When Sarah Arian reaches for a glass of wine, she increasingly thinks about what the healthiest choice is. Lately, her answer has been natural wine, which is branded as a healthy and authentic alternative.
“I would rather spend a little bit more money and get a good bottle of wine that’s not filled with artificial sugars and is natural instead of spending $12 on a bottle pumped with sugars and additives,” said the 21 year old student.
Even as the LCBO’s 2024 annual report suggests people are drinking less alcohol, natural wine is catching the attention of more and more drinkers.
“Natural wine has been on the upward trend for the last 10 years but has been made for centuries,” said Antoinette Davies, a sommelier and George Brown College professor.
“Eastern European countries like Hungary, Georgia and Slovenia are the birthplaces of the natural wine movement, which are the principals of the aptly named natural wine bars,” she said.
“These bars are safe spaces to learn and try ‘out of the normal/ hard to pronounce’ grape varieties, made in low intervention styles, more often than not with zero additives along the way [and] also showcasing organic or biodynamic farming practices to boot.”
The consumer is more curious about what they are putting in their bodies as well as being more conscious about the planet we live on, and in turn they are choosing their wines with a more ethical mind.
Antoinette Davies, a sommelier and George Brown College professor
In general, natural wine is organic and unfiltered, is free of herbicides and chemicals and is made with minimal human intervention.
“The upward trend for those that do wish to partake in the occasional tipple is that they are drinking less, and what they are drinking is better for them,” said Davies. “The consumer is more curious about what they are putting in their bodies as well as being more conscious about the planet we live on, and in turn they are choosing their wines with a more ethical mind.”
In light of a six per cent wine sales drop according to the 2024 LCBO annual report, natural wines have been used to shift the narrative that wines are processed and artificial.
“You get the health benefits from the natural end of this wine, but people tend to think that these wines are more authentic,” said Roderick Phillips, history professor at Carleton University and a wine writer who studies changes in alcohol consumption.
“Young people are drinking less alcohol and the wine industry is feeling pretty hard hit by that,” said Phillips. “They’re trying to devise all kinds of ways of persuading young people to drink more wine.”

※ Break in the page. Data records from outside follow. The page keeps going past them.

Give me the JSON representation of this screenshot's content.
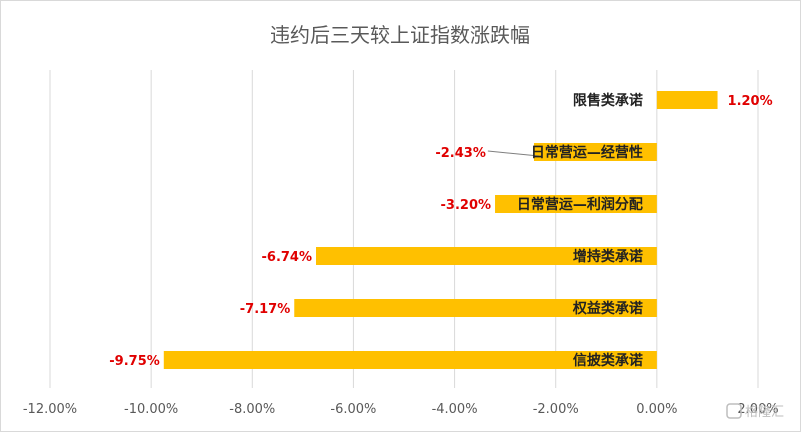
{
  "chart_data": {
    "type": "bar",
    "orientation": "horizontal",
    "title": "违约后三天较上证指数涨跌幅",
    "categories": [
      "限售类承诺",
      "日常营运—经营性",
      "日常营运—利润分配",
      "增持类承诺",
      "权益类承诺",
      "信披类承诺"
    ],
    "values": [
      1.2,
      -2.43,
      -3.2,
      -6.74,
      -7.17,
      -9.75
    ],
    "value_labels": [
      "1.20%",
      "-2.43%",
      "-3.20%",
      "-6.74%",
      "-7.17%",
      "-9.75%"
    ],
    "xlim": [
      -12,
      2
    ],
    "x_ticks": [
      -12,
      -10,
      -8,
      -6,
      -4,
      -2,
      0,
      2
    ],
    "x_tick_labels": [
      "-12.00%",
      "-10.00%",
      "-8.00%",
      "-6.00%",
      "-4.00%",
      "-2.00%",
      "0.00%",
      "2.00%"
    ],
    "grid": true,
    "bar_color": "#FFC000",
    "label_color": "#E00000",
    "grid_color": "#D9D9D9"
  },
  "watermark": "格隆汇"
}
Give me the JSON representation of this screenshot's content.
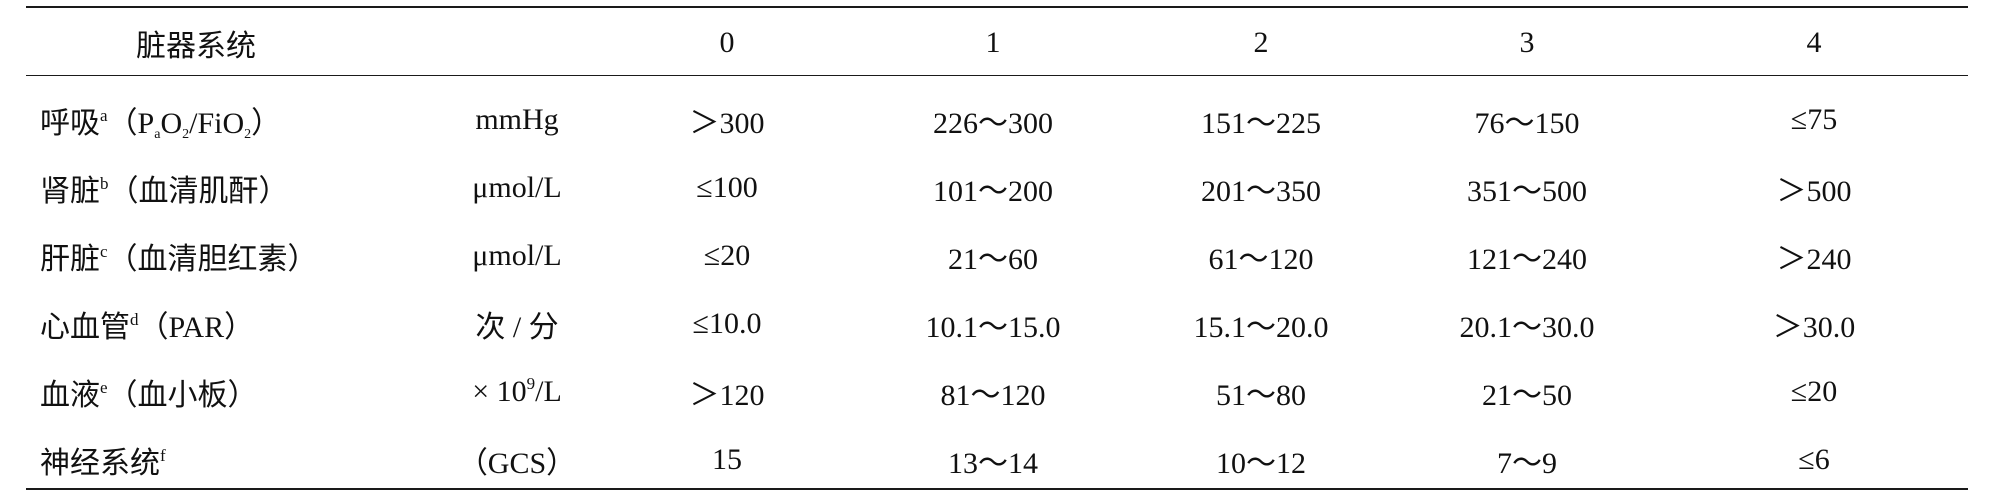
{
  "table": {
    "headers": [
      "脏器系统",
      "",
      "0",
      "1",
      "2",
      "3",
      "4"
    ],
    "rows": [
      {
        "organ": {
          "name": "呼吸",
          "note": "a",
          "paren": "（P",
          "pa_sub": "a",
          "o2": "O",
          "o2_sub": "2",
          "mid": "/FiO",
          "fio2_sub": "2",
          "close": "）"
        },
        "unit": "mmHg",
        "values": [
          "＞300",
          "226～300",
          "151～225",
          "76～150",
          "≤75"
        ]
      },
      {
        "organ": {
          "name": "肾脏",
          "note": "b",
          "desc": "（血清肌酐）"
        },
        "unit": "μmol/L",
        "values": [
          "≤100",
          "101～200",
          "201～350",
          "351～500",
          "＞500"
        ]
      },
      {
        "organ": {
          "name": "肝脏",
          "note": "c",
          "desc": "（血清胆红素）"
        },
        "unit": "μmol/L",
        "values": [
          "≤20",
          "21～60",
          "61～120",
          "121～240",
          "＞240"
        ]
      },
      {
        "organ": {
          "name": "心血管",
          "note": "d",
          "desc": "（PAR）"
        },
        "unit": "次 / 分",
        "values": [
          "≤10.0",
          "10.1～15.0",
          "15.1～20.0",
          "20.1～30.0",
          "＞30.0"
        ]
      },
      {
        "organ": {
          "name": "血液",
          "note": "e",
          "desc": "（血小板）"
        },
        "unit_pre": "× 10",
        "unit_sup": "9",
        "unit_post": "/L",
        "values": [
          "＞120",
          "81～120",
          "51～80",
          "21～50",
          "≤20"
        ]
      },
      {
        "organ": {
          "name": "神经系统",
          "note": "f",
          "desc": ""
        },
        "unit": "（GCS）",
        "values": [
          "15",
          "13～14",
          "10～12",
          "7～9",
          "≤6"
        ]
      }
    ]
  }
}
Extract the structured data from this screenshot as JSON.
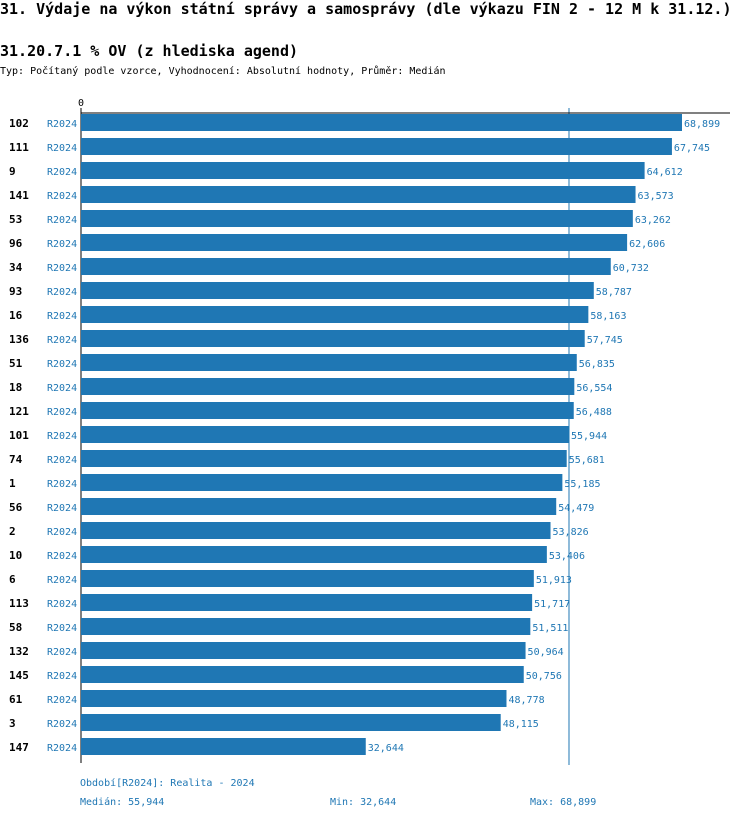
{
  "header": {
    "title": "31. Výdaje na výkon státní správy a samosprávy (dle výkazu FIN 2 - 12 M k 31.12.)",
    "subtitle": "31.20.7.1 % OV (z hlediska agend)",
    "type_line": "Typ: Počítaný podle vzorce, Vyhodnocení: Absolutní hodnoty, Průměr: Medián"
  },
  "colors": {
    "bar": "#1f77b4",
    "label": "#1f77b4",
    "axis": "#000000",
    "median_line": "#1f77b4"
  },
  "chart_data": {
    "type": "bar",
    "orientation": "horizontal",
    "axis_zero_label": "0",
    "xlim": [
      0,
      68.899
    ],
    "median": 55.944,
    "rows": [
      {
        "id": "102",
        "period": "R2024",
        "value": 68.899,
        "label": "68,899"
      },
      {
        "id": "111",
        "period": "R2024",
        "value": 67.745,
        "label": "67,745"
      },
      {
        "id": "9",
        "period": "R2024",
        "value": 64.612,
        "label": "64,612"
      },
      {
        "id": "141",
        "period": "R2024",
        "value": 63.573,
        "label": "63,573"
      },
      {
        "id": "53",
        "period": "R2024",
        "value": 63.262,
        "label": "63,262"
      },
      {
        "id": "96",
        "period": "R2024",
        "value": 62.606,
        "label": "62,606"
      },
      {
        "id": "34",
        "period": "R2024",
        "value": 60.732,
        "label": "60,732"
      },
      {
        "id": "93",
        "period": "R2024",
        "value": 58.787,
        "label": "58,787"
      },
      {
        "id": "16",
        "period": "R2024",
        "value": 58.163,
        "label": "58,163"
      },
      {
        "id": "136",
        "period": "R2024",
        "value": 57.745,
        "label": "57,745"
      },
      {
        "id": "51",
        "period": "R2024",
        "value": 56.835,
        "label": "56,835"
      },
      {
        "id": "18",
        "period": "R2024",
        "value": 56.554,
        "label": "56,554"
      },
      {
        "id": "121",
        "period": "R2024",
        "value": 56.488,
        "label": "56,488"
      },
      {
        "id": "101",
        "period": "R2024",
        "value": 55.944,
        "label": "55,944"
      },
      {
        "id": "74",
        "period": "R2024",
        "value": 55.681,
        "label": "55,681"
      },
      {
        "id": "1",
        "period": "R2024",
        "value": 55.185,
        "label": "55,185"
      },
      {
        "id": "56",
        "period": "R2024",
        "value": 54.479,
        "label": "54,479"
      },
      {
        "id": "2",
        "period": "R2024",
        "value": 53.826,
        "label": "53,826"
      },
      {
        "id": "10",
        "period": "R2024",
        "value": 53.406,
        "label": "53,406"
      },
      {
        "id": "6",
        "period": "R2024",
        "value": 51.913,
        "label": "51,913"
      },
      {
        "id": "113",
        "period": "R2024",
        "value": 51.717,
        "label": "51,717"
      },
      {
        "id": "58",
        "period": "R2024",
        "value": 51.511,
        "label": "51,511"
      },
      {
        "id": "132",
        "period": "R2024",
        "value": 50.964,
        "label": "50,964"
      },
      {
        "id": "145",
        "period": "R2024",
        "value": 50.756,
        "label": "50,756"
      },
      {
        "id": "61",
        "period": "R2024",
        "value": 48.778,
        "label": "48,778"
      },
      {
        "id": "3",
        "period": "R2024",
        "value": 48.115,
        "label": "48,115"
      },
      {
        "id": "147",
        "period": "R2024",
        "value": 32.644,
        "label": "32,644"
      }
    ]
  },
  "footer": {
    "period": "Období[R2024]: Realita - 2024",
    "median": "Medián: 55,944",
    "min": "Min: 32,644",
    "max": "Max: 68,899"
  }
}
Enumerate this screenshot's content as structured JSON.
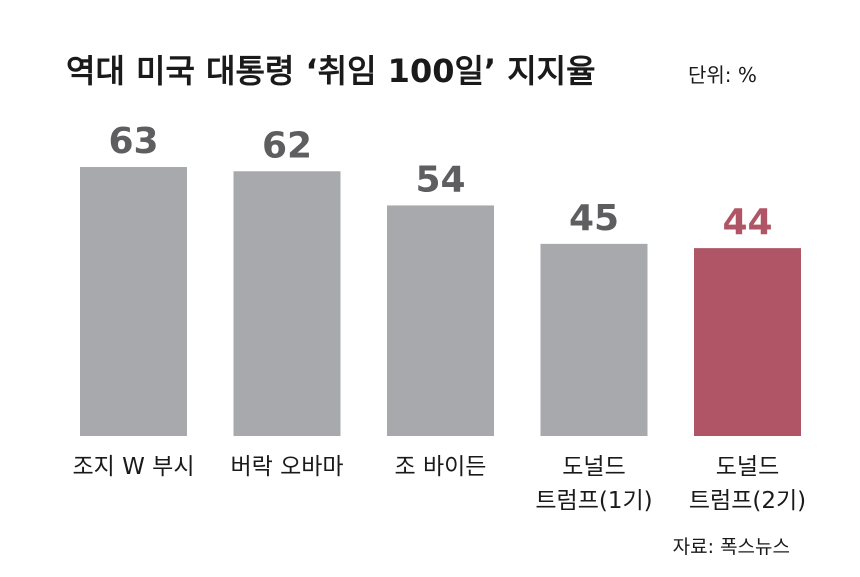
{
  "chart_data": {
    "type": "bar",
    "title": "역대 미국 대통령 ‘취임 100일’ 지지율",
    "unit_label": "단위: %",
    "source": "자료: 폭스뉴스",
    "categories": [
      [
        "조지 W 부시"
      ],
      [
        "버락 오바마"
      ],
      [
        "조 바이든"
      ],
      [
        "도널드",
        "트럼프(1기)"
      ],
      [
        "도널드",
        "트럼프(2기)"
      ]
    ],
    "values": [
      63,
      62,
      54,
      45,
      44
    ],
    "highlight_index": 4,
    "ylim": [
      0,
      63
    ],
    "grid": false,
    "colors": {
      "bar": "#a7a9ac",
      "highlight": "#b05565",
      "value_text": "#5e5e60",
      "highlight_text": "#b05565"
    }
  }
}
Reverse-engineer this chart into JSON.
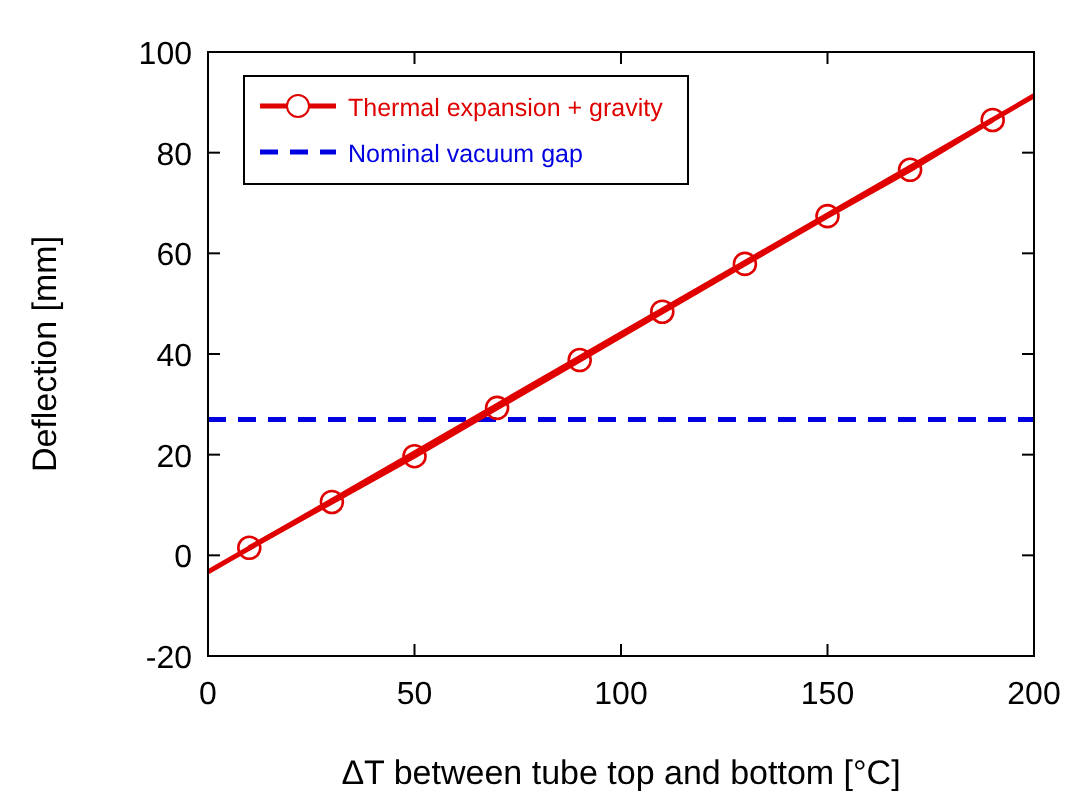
{
  "chart_data": {
    "type": "line",
    "xlabel": "ΔT between tube top and bottom [°C]",
    "ylabel": "Deflection [mm]",
    "xlim": [
      0,
      200
    ],
    "xticks": [
      0,
      50,
      100,
      150,
      200
    ],
    "ylim": [
      -20,
      100
    ],
    "yticks": [
      -20,
      0,
      20,
      40,
      60,
      80,
      100
    ],
    "grid": false,
    "legend": "top left",
    "line_style": "solid",
    "series": [
      {
        "name": "Thermal expansion + gravity",
        "color": "#e00000",
        "marker": "circle",
        "x": [
          10,
          30,
          50,
          70,
          90,
          110,
          130,
          150,
          170,
          190
        ],
        "values": [
          1.5,
          10.6,
          19.7,
          29.3,
          38.8,
          48.4,
          57.9,
          67.4,
          76.6,
          86.5
        ]
      },
      {
        "color": "#e00000",
        "marker": "none",
        "x": [
          0,
          200
        ],
        "values": [
          -3.3,
          91.3
        ]
      }
    ],
    "ref_lines": [
      {
        "axis": "y",
        "value": 27,
        "label": "Nominal vacuum gap",
        "color": "#0000e0",
        "line_style": "dashed"
      }
    ]
  }
}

“The consumer is more mindful of choosing a wine that is more holistically made in both the vineyard and the wine making space. It’s ultimately better for the consumer physically, and exhibits sustainable regenerative agriculture and wine growing techniques,” said Davies.
“Whether it is due to social media or taking wine courses to be a more educated consumer, people want to know that their wine has been made with as few interventions in the process as possible.”
The next ‘craft beer’?
In 2024, beer sales dropped by seven per cent, the LCBO annual report found. Jordan St. John, beer expert, author and professor at the beer specialist program at George Brown College, said craft beers are a product of their generation and that natural wines are similar.
“Craft beer relied to some extent on venues. When you consider the shift in demography in Ontario, it’s evident that the Millennial generation is an echo of the boomer generation and for that reason fairly populous,” St. John said.
“Having reached a median age of about 38, many of them are not going out anymore in the way that they did. It’s quite difficult to justify spending $10 on a pint of beer or $80 on a night out.”
According to St. John, the rise of natural wines has many parallels to craft beers.
“Natural wine is a subset. You have wine, a category which includes cheap plonk, good wine which I’d equate to craft beer and then natural wine which I’d equate to something like Belgian Saison,” St. John said, referring to a more unique type of beer.
The fact that [natural wine] is small production gives it something special: it’s not mainstream; it’s slightly out of left field and it gives them a certain amount of cultural value.
Roderick Phillips, wine expert
Sarah Arian says young people are enjoying exploring natural wines.
“There’s a curiosity around natural wine, you have to go out of the way to expose yourself to these wines,” says Arian. “It would be nice to have [more of] them at the LCBO, but once you have things so easily accessible, you take them for granted.”
Phillips says natural wine has mostly steered clear of the mainstream and embedded in café shelves, wine bars and specialty wine markets.
“Natural wine producers are generally small scale. People think that’s more craft and I think that’s the kind of impetus that drives people to them,” said Phillips. “The fact that [natural wine] is small production gives it something special: it’s not mainstream; it’s slightly out of left field and it gives them a certain amount of cultural value.”